For a while Tuesday just sat there on her hands and knees trying desperately to draw breath. Her hands trembled so violently that she no longer could grasp the Heckler. The heart palpitations grew worse; there was a heavy weight crushing her chest. The room began to spin, then go dark. Tuesday wasn’t sure which awaited her—unconsciousness or death.
Tuesday was ready to surrender to that darkness until she heard her girl’s voice calling to her. Bitch, get cho weak ass up! she said in that Louisiana accent that got stronger when she was mad. Dis shit ain’t shit. Ev’rythang in here can be replaced. Dey just broke yo shit, dey didn’t break you!
Tuesday forced her eyes open then slowly got a handle on her breathing. As her breathing slowed, her heart began to decelerate. Her vision began to swim back into focus.
It was only after she composed herself that her oxygen-starved mind began to process the danger: If Fatgirl and Slim had already been there, then Slim knew exactly where she lived in the building and was most likely on his way.
That thought propelled Tuesday to her feet. She scooped up her bag and gun.
She was worried about her cat. Tuesday feared that Nicholas might be somewhere inside injured or dead, but couldn’t bring herself to search for him. She fought off the panic attack but her sickness still wouldn’t allow her to go deeper into the apartment. She called out to him a few times but when Nicholas didn’t come, Tuesday stumbled back out the door.
She felt better the moment she stepped into the hallway. It was as if the atmosphere in her condo was noxious; the doorway, a portal into a poisonous, inhospitable world that couldn’t spill out past the threshold.

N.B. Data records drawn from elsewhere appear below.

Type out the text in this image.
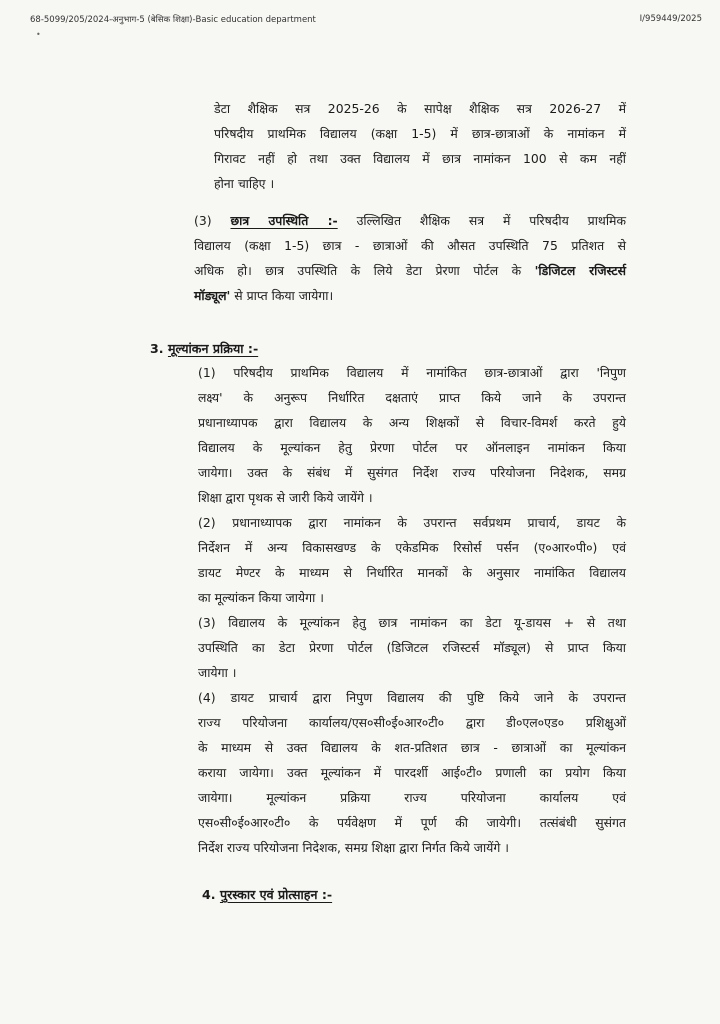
68-5099/205/2024-अनुभाग-5 (बेसिक शिक्षा)-Basic education department	I/959449/2025
•
डेटा शैक्षिक सत्र 2025-26 के सापेक्ष शैक्षिक सत्र 2026-27 में
परिषदीय प्राथमिक विद्यालय (कक्षा 1-5) में छात्र-छात्राओं के नामांकन में
गिरावट नहीं हो तथा उक्त विद्यालय में छात्र नामांकन 100 से कम नहीं
होना चाहिए ।
(3) छात्र उपस्थिति :- उल्लिखित शैक्षिक सत्र में परिषदीय प्राथमिक
विद्यालय (कक्षा 1-5) छात्र - छात्राओं की औसत उपस्थिति 75 प्रतिशत से
अधिक हो। छात्र उपस्थिति के लिये डेटा प्रेरणा पोर्टल के 'डिजिटल रजिस्टर्स
मॉड्यूल' से प्राप्त किया जायेगा।
3. मूल्यांकन प्रक्रिया :-
(1) परिषदीय प्राथमिक विद्यालय में नामांकित छात्र-छात्राओं द्वारा 'निपुण
लक्ष्य' के अनुरूप निर्धारित दक्षताएं प्राप्त किये जाने के उपरान्त
प्रधानाध्यापक द्वारा विद्यालय के अन्य शिक्षकों से विचार-विमर्श करते हुये
विद्यालय के मूल्यांकन हेतु प्रेरणा पोर्टल पर ऑनलाइन नामांकन किया
जायेगा। उक्त के संबंध में सुसंगत निर्देश राज्य परियोजना निदेशक, समग्र
शिक्षा द्वारा पृथक से जारी किये जायेंगे ।
(2) प्रधानाध्यापक द्वारा नामांकन के उपरान्त सर्वप्रथम प्राचार्य, डायट के
निर्देशन में अन्य विकासखण्ड के एकेडमिक रिसोर्स पर्सन (ए०आर०पी०) एवं
डायट मेण्टर के माध्यम से निर्धारित मानकों के अनुसार नामांकित विद्यालय
का मूल्यांकन किया जायेगा ।
(3) विद्यालय के मूल्यांकन हेतु छात्र नामांकन का डेटा यू-डायस + से तथा
उपस्थिति का डेटा प्रेरणा पोर्टल (डिजिटल रजिस्टर्स मॉड्यूल) से प्राप्त किया
जायेगा ।
(4) डायट प्राचार्य द्वारा निपुण विद्यालय की पुष्टि किये जाने के उपरान्त
राज्य परियोजना कार्यालय/एस०सी०ई०आर०टी० द्वारा डी०एल०एड० प्रशिक्षुओं
के माध्यम से उक्त विद्यालय के शत-प्रतिशत छात्र - छात्राओं का मूल्यांकन
कराया जायेगा। उक्त मूल्यांकन में पारदर्शी आई०टी० प्रणाली का प्रयोग किया
जायेगा। मूल्यांकन प्रक्रिया राज्य परियोजना कार्यालय एवं
एस०सी०ई०आर०टी० के पर्यवेक्षण में पूर्ण की जायेगी। तत्संबंधी सुसंगत
निर्देश राज्य परियोजना निदेशक, समग्र शिक्षा द्वारा निर्गत किये जायेंगे ।
4. पुरस्कार एवं प्रोत्साहन :-
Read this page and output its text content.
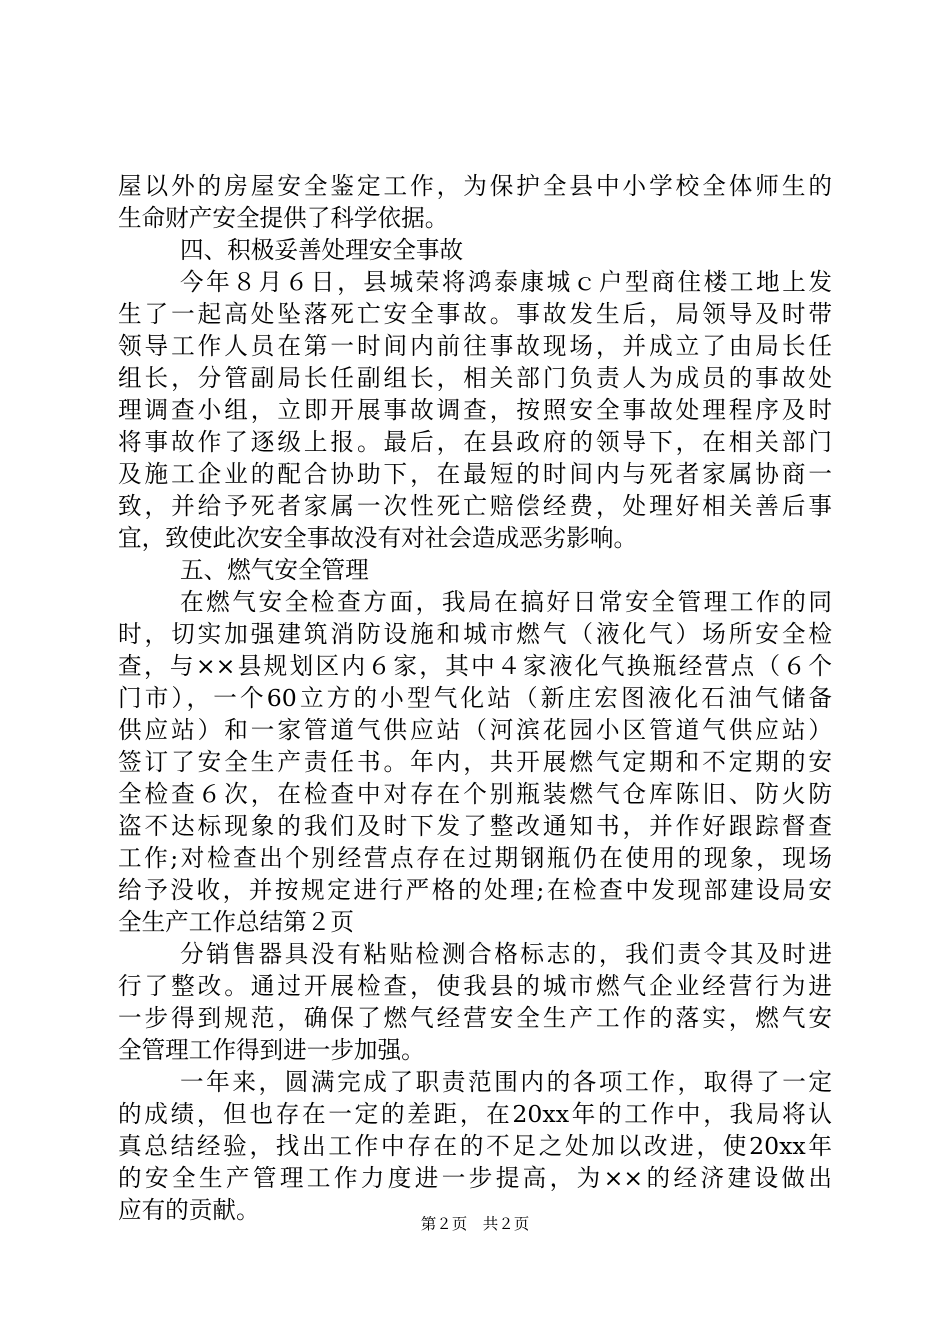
屋以外的房屋安全鉴定工作，为保护全县中小学校全体师生的
生命财产安全提供了科学依据。
四、积极妥善处理安全事故
今年８月６日，县城荣将鸿泰康城ｃ户型商住楼工地上发
生了一起高处坠落死亡安全事故。事故发生后，局领导及时带
领导工作人员在第一时间内前往事故现场，并成立了由局长任
组长，分管副局长任副组长，相关部门负责人为成员的事故处
理调查小组，立即开展事故调查，按照安全事故处理程序及时
将事故作了逐级上报。最后，在县政府的领导下，在相关部门
及施工企业的配合协助下，在最短的时间内与死者家属协商一
致，并给予死者家属一次性死亡赔偿经费，处理好相关善后事
宜，致使此次安全事故没有对社会造成恶劣影响。
五、燃气安全管理
在燃气安全检查方面，我局在搞好日常安全管理工作的同
时，切实加强建筑消防设施和城市燃气（液化气）场所安全检
查，与××县规划区内６家，其中４家液化气换瓶经营点（６个
门市），一个60立方的小型气化站（新庄宏图液化石油气储备
供应站）和一家管道气供应站（河滨花园小区管道气供应站）
签订了安全生产责任书。年内，共开展燃气定期和不定期的安
全检查６次，在检查中对存在个别瓶装燃气仓库陈旧、防火防
盗不达标现象的我们及时下发了整改通知书，并作好跟踪督查
工作;对检查出个别经营点存在过期钢瓶仍在使用的现象，现场
给予没收，并按规定进行严格的处理;在检查中发现部建设局安
全生产工作总结第２页
分销售器具没有粘贴检测合格标志的，我们责令其及时进
行了整改。通过开展检查，使我县的城市燃气企业经营行为进
一步得到规范，确保了燃气经营安全生产工作的落实，燃气安
全管理工作得到进一步加强。
一年来，圆满完成了职责范围内的各项工作，取得了一定
的成绩，但也存在一定的差距，在20xx年的工作中，我局将认
真总结经验，找出工作中存在的不足之处加以改进，使20xx年
的安全生产管理工作力度进一步提高，为××的经济建设做出
应有的贡献。	第２页　共２页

The condo was lost along with everything in it. Not only was residing there permanently out of the question, Tuesday knew that she would never be able to step foot in there again. This was no longer, nor could ever again be considered, home.

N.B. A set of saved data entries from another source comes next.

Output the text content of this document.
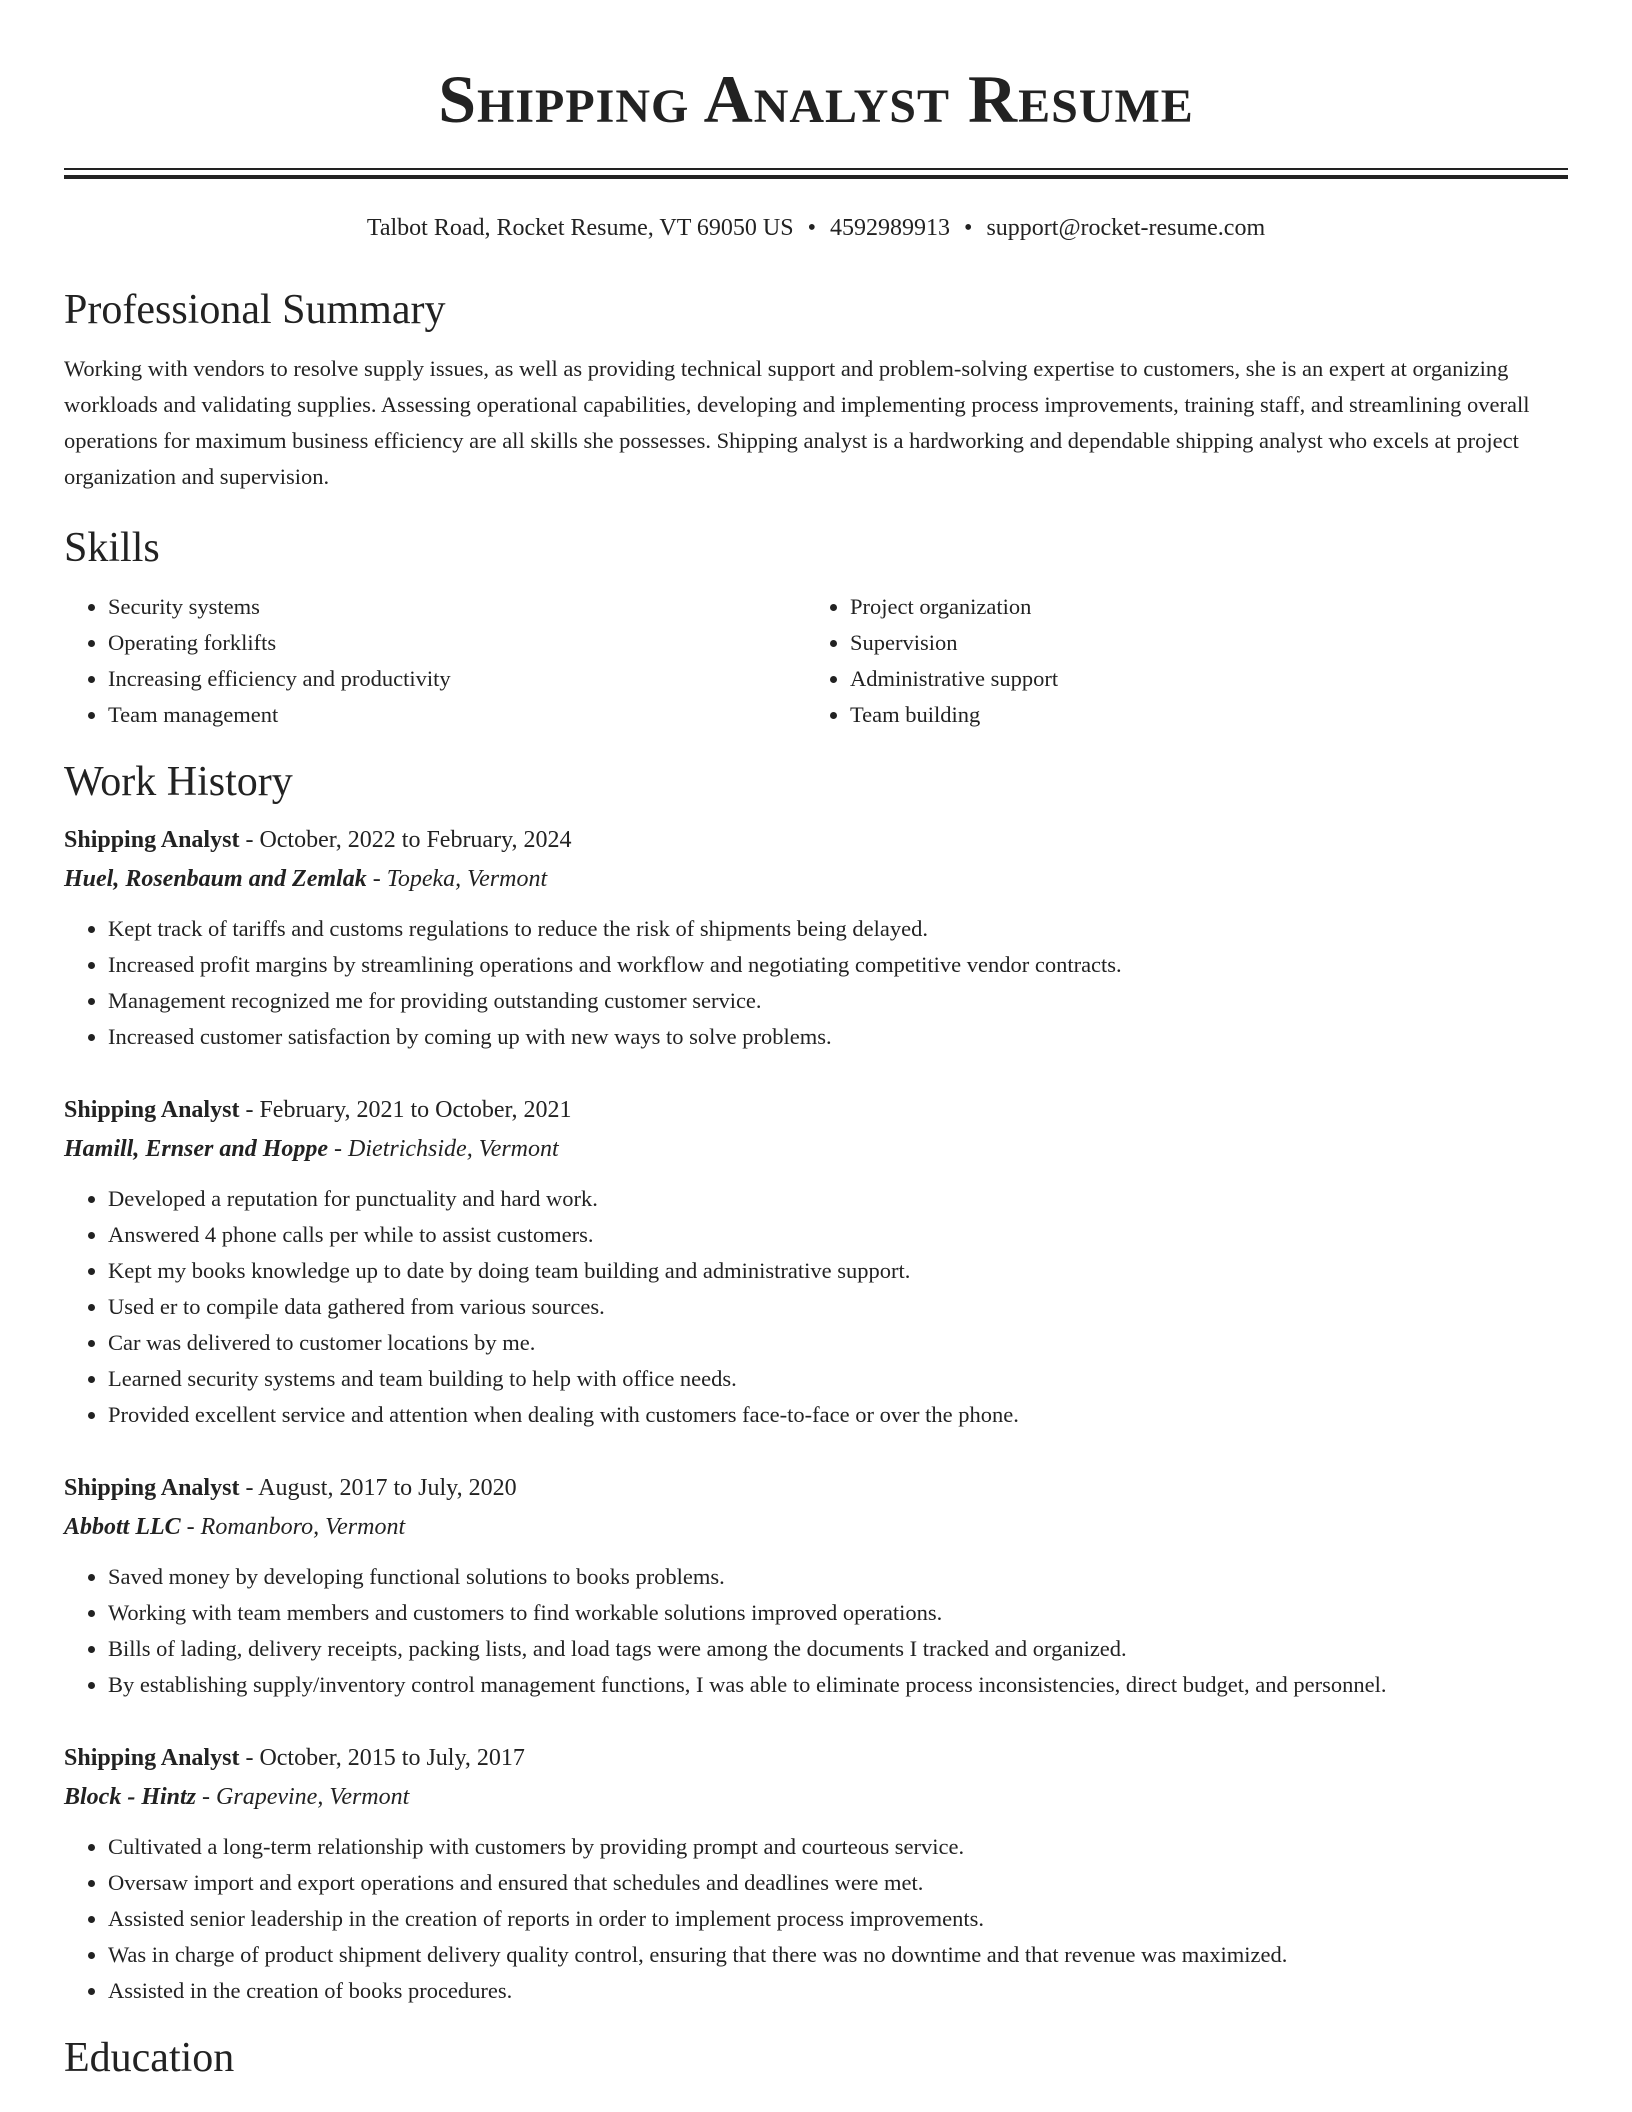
Shipping Analyst Resume
Talbot Road, Rocket Resume, VT 69050 US • 4592989913 • support@rocket-resume.com
Professional Summary
Working with vendors to resolve supply issues, as well as providing technical support and problem-solving expertise to customers, she is an expert at organizing workloads and validating supplies. Assessing operational capabilities, developing and implementing process improvements, training staff, and streamlining overall operations for maximum business efficiency are all skills she possesses. Shipping analyst is a hardworking and dependable shipping analyst who excels at project organization and supervision.
Skills
• Security systems
• Operating forklifts
• Increasing efficiency and productivity
• Team management
• Project organization
• Supervision
• Administrative support
• Team building
Work History
Shipping Analyst - October, 2022 to February, 2024
Huel, Rosenbaum and Zemlak - Topeka, Vermont
• Kept track of tariffs and customs regulations to reduce the risk of shipments being delayed.
• Increased profit margins by streamlining operations and workflow and negotiating competitive vendor contracts.
• Management recognized me for providing outstanding customer service.
• Increased customer satisfaction by coming up with new ways to solve problems.
Shipping Analyst - February, 2021 to October, 2021
Hamill, Ernser and Hoppe - Dietrichside, Vermont
• Developed a reputation for punctuality and hard work.
• Answered 4 phone calls per while to assist customers.
• Kept my books knowledge up to date by doing team building and administrative support.
• Used er to compile data gathered from various sources.
• Car was delivered to customer locations by me.
• Learned security systems and team building to help with office needs.
• Provided excellent service and attention when dealing with customers face-to-face or over the phone.
Shipping Analyst - August, 2017 to July, 2020
Abbott LLC - Romanboro, Vermont
• Saved money by developing functional solutions to books problems.
• Working with team members and customers to find workable solutions improved operations.
• Bills of lading, delivery receipts, packing lists, and load tags were among the documents I tracked and organized.
• By establishing supply/inventory control management functions, I was able to eliminate process inconsistencies, direct budget, and personnel.
Shipping Analyst - October, 2015 to July, 2017
Block - Hintz - Grapevine, Vermont
• Cultivated a long-term relationship with customers by providing prompt and courteous service.
• Oversaw import and export operations and ensured that schedules and deadlines were met.
• Assisted senior leadership in the creation of reports in order to implement process improvements.
• Was in charge of product shipment delivery quality control, ensuring that there was no downtime and that revenue was maximized.
• Assisted in the creation of books procedures.
Education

She bailed to the elevator opposing the one she rode up and took the stairs. After three floors she got off at seventeen and pressed for it there. Slim and building security weren’t the only ones she was looking to avoid: she didn’t want to ride again with Fatgirl’s and her neighbor’s bodies.
The elevator arrived after a minute’s wait and Tuesday was grateful that it was safe to board. She caught a ride with an elderly white lady, maybe sixty, who was headed down to the garage. Tuesday tucked the Heckler in her bag before she gave the old bitch a heart attack.
Tuesday
thought about taking it all the way down, then decided against the direct route. She pressed for four with plans of exiting there then switching back to the stairs on the west side of the building and taking them to the sub-basement.

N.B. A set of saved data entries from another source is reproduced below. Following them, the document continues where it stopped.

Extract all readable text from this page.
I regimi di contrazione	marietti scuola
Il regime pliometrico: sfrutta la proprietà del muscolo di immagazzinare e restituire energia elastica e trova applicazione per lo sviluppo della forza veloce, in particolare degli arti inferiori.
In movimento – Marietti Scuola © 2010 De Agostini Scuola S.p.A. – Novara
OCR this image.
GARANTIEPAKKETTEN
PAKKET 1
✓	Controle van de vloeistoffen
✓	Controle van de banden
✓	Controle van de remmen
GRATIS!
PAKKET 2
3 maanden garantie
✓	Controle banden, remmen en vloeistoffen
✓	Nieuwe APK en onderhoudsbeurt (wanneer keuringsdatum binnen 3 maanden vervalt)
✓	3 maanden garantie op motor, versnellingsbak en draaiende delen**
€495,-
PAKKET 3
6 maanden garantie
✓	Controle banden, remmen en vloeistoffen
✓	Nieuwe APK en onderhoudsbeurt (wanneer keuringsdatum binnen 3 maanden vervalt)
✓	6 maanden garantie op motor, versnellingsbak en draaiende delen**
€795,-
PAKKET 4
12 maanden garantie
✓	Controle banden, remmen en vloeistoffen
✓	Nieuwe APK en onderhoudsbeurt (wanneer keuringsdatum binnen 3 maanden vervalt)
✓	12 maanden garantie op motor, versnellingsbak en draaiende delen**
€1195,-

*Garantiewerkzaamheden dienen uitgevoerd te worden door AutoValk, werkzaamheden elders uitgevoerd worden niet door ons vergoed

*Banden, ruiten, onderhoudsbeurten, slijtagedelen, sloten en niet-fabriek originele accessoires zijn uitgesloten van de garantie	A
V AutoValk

Tuesday got off at the fourth floor and was halfway down the hall when Slim inexplicably appeared at the far end. He was coming out of the very same door she was headed to.
Luckily, she saw him first. Tuesday was already backpedaling before he spotted her and gave chase.
The white lady was already gone with the elevator so Tuesday had to take the eastside stairwell. She was down two flights when she heard him burst through the door above her.
Tuesday was taking the stairs as quickly as her tender feet would allow but Slim was taking only two or three then leaping down the rest to the landing. At that rate he was going to overtake her before she got to the second floor. She knew she had to find some way to make him back off.
Tuesday got to the landing between the third and second floor then just waited for him. She drew her gun.
The moment he jumped into view on the landing one flight up, Slim froze because he didn’t expect her to be right below him. Tuesday busted at him three times and he stumbled, jab-stepped, then scrambled back upstairs out of the line of fire.
Tuesday’s aim wasn’t good enough to hit him but it didn’t need to be. Killing him would have been great; however, her intention was only to slow him down. She took off again, knowing that he would have to proceed around those corners more cautiously after that. Slim couldn’t be sure which landing she might be waiting on to ambush him again. This was one of those rare occasions in strategic warfare when having the low ground offered the advantage.